Grand écran: "Sauvage", descente aux enfers d'un prostitué gay. Avec un remarquable Félix Maritaud (22/10/2018)
Visite d’un jeune homme chez un médecin. Petites questions classiques, prise de tension, palpage des ganglions, du ventre… Mais l’auscultation dérape, le toubib se mettant à masturber son patient, avant de lui donner un prochain rendez-vous. Car le patient est un prostitué gay, Léo, héros de Sauvage, premier long métrage coup de poing du Français Camille Vidal-Naquet.
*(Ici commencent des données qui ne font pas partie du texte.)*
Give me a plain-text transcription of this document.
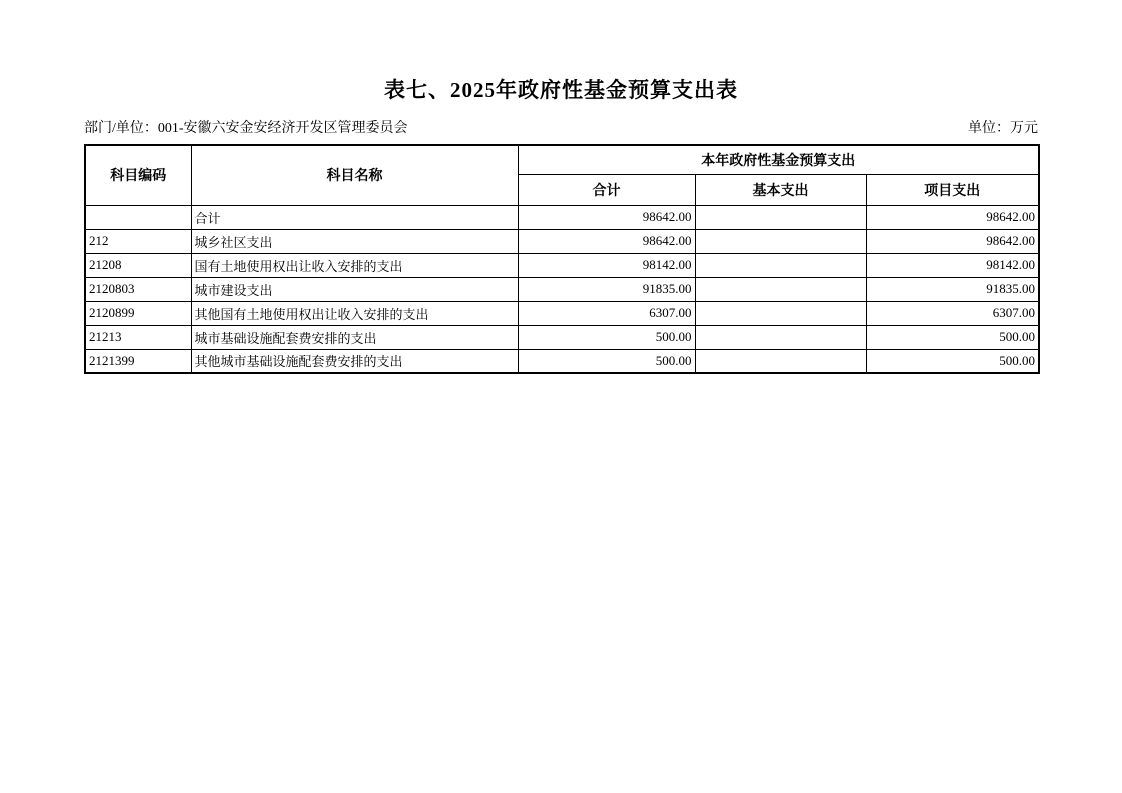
表七、2025年政府性基金预算支出表
部门/单位：001-安徽六安金安经济开发区管理委员会	单位：万元
科目编码	科目名称	本年政府性基金预算支出		
		合计	基本支出	项目支出
	合计	98642.00		98642.00
212	城乡社区支出	98642.00		98642.00
21208	国有土地使用权出让收入安排的支出	98142.00		98142.00
2120803	城市建设支出	91835.00		91835.00
2120899	其他国有土地使用权出让收入安排的支出	6307.00		6307.00
21213	城市基础设施配套费安排的支出	500.00		500.00
2121399	其他城市基础设施配套费安排的支出	500.00		500.00
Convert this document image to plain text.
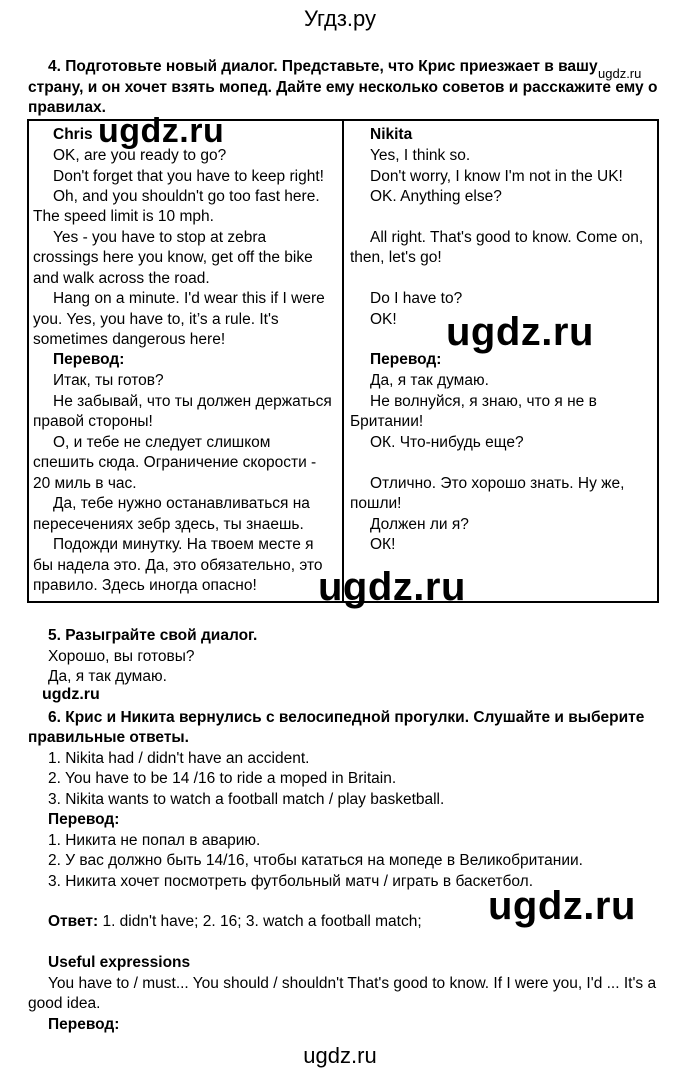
Угдз.ру
4. Подготовьте новый диалог. Представьте, что Крис приезжает в вашу ugdz.ru
страну, и он хочет взять мопед. Дайте ему несколько советов и расскажите ему о
правилах.
Chris ugdz.ru
OK, are you ready to go?
Don't forget that you have to keep right!
Oh, and you shouldn't go too fast here.
The speed limit is 10 mph.
Yes - you have to stop at zebra
crossings here you know, get off the bike
and walk across the road.
Hang on a minute. I'd wear this if I were
you. Yes, you have to, it’s a rule. It's
sometimes dangerous here!
Перевод:
Итак, ты готов?
Не забывай, что ты должен держаться
правой стороны!
О, и тебе не следует слишком
спешить сюда. Ограничение скорости -
20 миль в час.
Да, тебе нужно останавливаться на
пересечениях зебр здесь, ты знаешь.
Подожди минутку. На твоем месте я
бы надела это. Да, это обязательно, это
правило. Здесь иногда опасно!
Nikita
Yes, I think so.
Don't worry, I know I'm not in the UK!
OK. Anything else?
All right. That's good to know. Come on,
then, let's go!
Do I have to?
OK! ugdz.ru
Перевод:
Да, я так думаю.
Не волнуйся, я знаю, что я не в
Британии!
ОК. Что-нибудь еще?
Отлично. Это хорошо знать. Ну же,
пошли!
Должен ли я?
ОК!
ugdz.ru
5. Разыграйте свой диалог.
Хорошо, вы готовы?
Да, я так думаю.
ugdz.ru
6. Крис и Никита вернулись с велосипедной прогулки. Слушайте и выберите
правильные ответы.
1. Nikita had / didn't have an accident.
2. You have to be 14 /16 to ride a moped in Britain.
3. Nikita wants to watch a football match / play basketball.
Перевод:
1. Никита не попал в аварию.
2. У вас должно быть 14/16, чтобы кататься на мопеде в Великобритании.
3. Никита хочет посмотреть футбольный матч / играть в баскетбол.
Ответ: 1. didn't have; 2. 16; 3. watch a football match; ugdz.ru
Useful expressions
You have to / must... You should / shouldn't That's good to know. If I were you, I'd ... It's a
good idea.
Перевод:
ugdz.ru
Remarquable, il révèle aussi un extraordinaire acteur, Félix Maritaud. Désormais égérie du cinéma queer français, on l’a déja aperçu dans 120 battements par minute de Robin Campillo et Un couteau dans le cœur de Yann Gonzalez. Etre absolu, solitaire, insaisissable, indomptable, Félix alias Léo (ou l’inverse, tant les deux ne font qu’un «je me suis vidé pour être rempli par le personnage», remarque le comédien), erre dangereusement de rencontre en rencontre.
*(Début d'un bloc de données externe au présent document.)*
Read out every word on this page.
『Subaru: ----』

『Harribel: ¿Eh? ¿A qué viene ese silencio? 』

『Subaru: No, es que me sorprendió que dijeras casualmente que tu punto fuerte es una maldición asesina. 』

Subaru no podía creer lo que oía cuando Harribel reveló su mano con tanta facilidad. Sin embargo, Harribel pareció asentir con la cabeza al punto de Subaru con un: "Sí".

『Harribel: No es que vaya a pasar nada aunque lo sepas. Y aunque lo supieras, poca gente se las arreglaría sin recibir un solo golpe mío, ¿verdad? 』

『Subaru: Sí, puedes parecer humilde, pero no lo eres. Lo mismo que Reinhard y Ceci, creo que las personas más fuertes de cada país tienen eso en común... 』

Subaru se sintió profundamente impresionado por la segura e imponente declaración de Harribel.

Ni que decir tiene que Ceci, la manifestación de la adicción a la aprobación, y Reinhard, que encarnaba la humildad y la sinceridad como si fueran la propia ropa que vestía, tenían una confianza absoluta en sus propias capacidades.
Léo drague au bois de Boulogne. Mais le vsexe est juste um boulot qui lui permet de quoi subsister plus ou moins. Marginal, sans règle ni code, il est tiraillé entre son état assumé, son désir de liberté et surtout une inépuisable force d’aimer, un besoin de tendresse qui subsistent quelle que soit la violence du monde qu’il traverse.
Perpétuelle fuite en avant
Dans sa quête obsessionnelle où il ne reçoit souvent que des coups en retour, il s’obstine à séduire sans succès Ahd (Eric Bernard, très bon lui aussi), un gay refoulé, limite homophobe, qui pratique le même job que lui. Mais dégoûté, répétant "je ne suis pas pédè, j'embrasse pas", Ahd le repousse. Il espère sortir au plus vite de cette galère en se trouvant un vieux pour l’entretenir.
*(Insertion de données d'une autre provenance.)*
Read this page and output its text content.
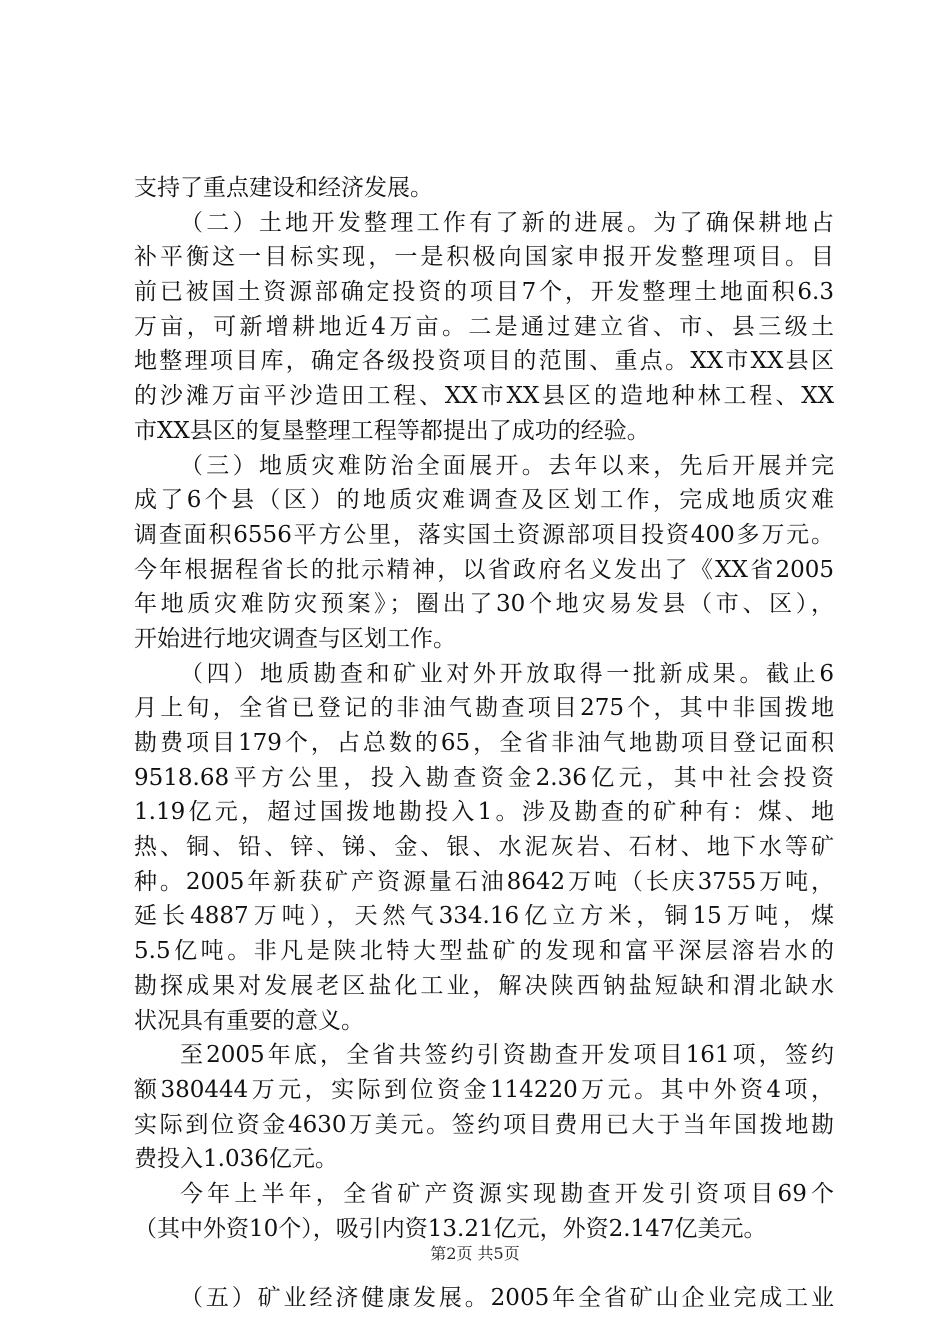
支持了重点建设和经济发展。
（二）土地开发整理工作有了新的进展。为了确保耕地占
补平衡这一目标实现，一是积极向国家申报开发整理项目。目
前已被国土资源部确定投资的项目7个，开发整理土地面积6.3
万亩，可新增耕地近4万亩。二是通过建立省、市、县三级土
地整理项目库，确定各级投资项目的范围、重点。XX市XX县区
的沙滩万亩平沙造田工程、XX市XX县区的造地种林工程、XX
市XX县区的复垦整理工程等都提出了成功的经验。
（三）地质灾难防治全面展开。去年以来，先后开展并完
成了6个县（区）的地质灾难调查及区划工作，完成地质灾难
调查面积6556平方公里，落实国土资源部项目投资400多万元。
今年根据程省长的批示精神，以省政府名义发出了《XX省2005
年地质灾难防灾预案》；圈出了30个地灾易发县（市、区），
开始进行地灾调查与区划工作。
（四）地质勘查和矿业对外开放取得一批新成果。截止6
月上旬，全省已登记的非油气勘查项目275个，其中非国拨地
勘费项目179个，占总数的65，全省非油气地勘项目登记面积
9518.68平方公里，投入勘查资金2.36亿元，其中社会投资
1.19亿元，超过国拨地勘投入1。涉及勘查的矿种有：煤、地
热、铜、铅、锌、锑、金、银、水泥灰岩、石材、地下水等矿
种。2005年新获矿产资源量石油8642万吨（长庆3755万吨，
延长4887万吨），天然气334.16亿立方米，铜15万吨，煤
5.5亿吨。非凡是陕北特大型盐矿的发现和富平深层溶岩水的
勘探成果对发展老区盐化工业，解决陕西钠盐短缺和渭北缺水
状况具有重要的意义。
至2005年底，全省共签约引资勘查开发项目161项，签约
额380444万元，实际到位资金114220万元。其中外资4项，
实际到位资金4630万美元。签约项目费用已大于当年国拨地勘
费投入1.036亿元。
今年上半年，全省矿产资源实现勘查开发引资项目69个
（其中外资10个），吸引内资13.21亿元，外资2.147亿美元。
（五）矿业经济健康发展。2005年全省矿山企业完成工业
第2页 共5页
Les passes se succèdent pour Léo dans une sorte de descente sacrificielle aux enfers. Son corps martyrisé, plein d’hématomes, se dégrade. Jamais endurci pourtant, il persiste à se vendre sans limite à des clients divers qu’il a envie de prendre dans ses bras ou de se lover contre eux. Dans une perpétuelle fuite en avant, il refuse toute perspective d'une éventuelle stabilité.
Malgré des scènes sexuelles très crues, d’une brutalité parfois insoutenable (comme celle du plug, où en plus on le frappe et on le jette à la rue sans le payer), il n’y a aucun voyeurisme dans ce récit d’un quotidien sordide.
Un gros travail de documentation
Camille Vidal-Naquet s’est livré à un gros travail de documentation sur la prostitution masculine. Il a rencontré et observé des garçons au bois de Boulogne pendant trois ans pour mieux saisir leurs rituels de drague, rendre compte de leur condition précaire, de leur état de santé déplorable.
Pour autant, il ne s’agit pas d’un documentaire avec analyse sociale à l’appui. Le cinéaste restitue le réel dans une fiction frontale, intense, ardente, magnifiée par l’incroyable performance d’un Félix Maritaud bouleversant et radicalement mis à nu.
A l’affiche dans les salles de Suisse romande dès mercredi 24 octobre.